Walsh insisted it is impossible to do this because of BA's large number of transfer passengers jumping from short-haul to long-haul flights and vice versa. And in any case, there are commercial confidentiality issues.

That was just before he wrecked his own premise by telling the meeting that the last time BA split out short-haul performance was in the boom year of 2005-6 when short-haul actually made a profit.

* Irishman Walsh is telling anyone who will listen that business class passengers have left the airline and won't be back any time soon. So BA will be scrapping its ambitious plans to run a business class-only service replete with flat beds to New York from London City Airport from the autumn? “No, we are going ahead,” says Walsh. There's some logic there somewhere.

* In these straitened times and with industrial action looming, are BA directors, partners and their children still allowed to fly free on the airline? You bet. When Broughton sought to clarify this, however, he only succeeded in sparking much unintended ironic mirth by insisting that they can only fly “if there is space on the flight”.

For the record, BA passenger numbers are down by around 1.5 million a year.

French say oui' to our top jobs

The City has long resounded with Gallic accents as Paris's finest bankers and lawyers flee the stifling parochialism of their local firms.

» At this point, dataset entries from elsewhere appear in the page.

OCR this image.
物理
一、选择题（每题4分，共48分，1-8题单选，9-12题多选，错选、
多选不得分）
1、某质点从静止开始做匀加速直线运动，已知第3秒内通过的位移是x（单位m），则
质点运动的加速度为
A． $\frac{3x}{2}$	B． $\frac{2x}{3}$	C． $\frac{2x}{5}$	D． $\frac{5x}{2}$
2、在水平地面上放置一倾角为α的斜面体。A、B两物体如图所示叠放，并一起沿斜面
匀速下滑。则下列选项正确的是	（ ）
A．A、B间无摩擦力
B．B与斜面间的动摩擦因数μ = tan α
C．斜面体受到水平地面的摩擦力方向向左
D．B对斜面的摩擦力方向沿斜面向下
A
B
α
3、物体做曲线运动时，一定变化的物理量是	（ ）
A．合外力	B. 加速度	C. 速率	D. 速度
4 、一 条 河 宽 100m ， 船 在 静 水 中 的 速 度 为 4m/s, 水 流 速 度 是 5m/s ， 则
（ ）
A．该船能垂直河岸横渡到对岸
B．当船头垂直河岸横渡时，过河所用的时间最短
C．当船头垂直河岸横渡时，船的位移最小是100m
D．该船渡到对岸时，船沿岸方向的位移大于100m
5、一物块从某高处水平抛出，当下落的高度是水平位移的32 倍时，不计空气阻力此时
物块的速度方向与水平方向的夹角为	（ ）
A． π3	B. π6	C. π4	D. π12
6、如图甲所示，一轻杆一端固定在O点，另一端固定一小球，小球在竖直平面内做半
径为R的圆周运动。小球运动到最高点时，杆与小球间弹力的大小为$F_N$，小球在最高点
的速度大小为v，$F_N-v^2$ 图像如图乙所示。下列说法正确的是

But it's only once you put them all together that you realise how many of 'em have started running our companies over the past year or so.

It strikes home when you see them all lined up together at this week's nominations for the Français of the Year award, where high-flying London grenouilles vote for their favourite fellow expats.

Under the categories for businessman, you have Xavier Rolet at the London Stock Exchange, Geoffroy de la Bourdonnaye at Liberty, Tidjane Thiam at the Pru, Arnaud de Puyfontaine at NatMags and Andre Lacroix at Inchcape.

Only arch-smoothie Arnaud Bamberger at Cartier UK has been in place for longer.

* Here's Goldman Sachs spokesman Lucas Van Praag, defending the bank from an article in Rolling Stone that blames the Wall Street giant for, well, most things: “To give just two examples, even with the worst will in the world, the blame for creating the internet bubble cannot credibly be laid at our door, and we could hardly be described as having been a major player in the mortgage market, unlike so many of our current and former competitors.”

Goldman was certainly a major player in the internet flotation bubble, though it may not have been the worst offender. It really doesn't take the worst will in the world to think Goldman was in some way responsible for that catastrophe. And as to not being a major player in the mortgage market — by some estimates it had 7%.

That's fairly significant, it just happens to be lower than some rivals. Still, if you work for Goldman Sachs, you perhaps get used to people assuming that what you say is true, just because you say it.

Rolling Stone, you will remember, thinks Goldman (which yesterday reported quarterly profits of $3.44 billion) is “a great vampire squid wrapped around the face of humanity, relentlessly jamming its blood funnel into anything that smells like money”. There's no particular justification for running this description again. We just like it.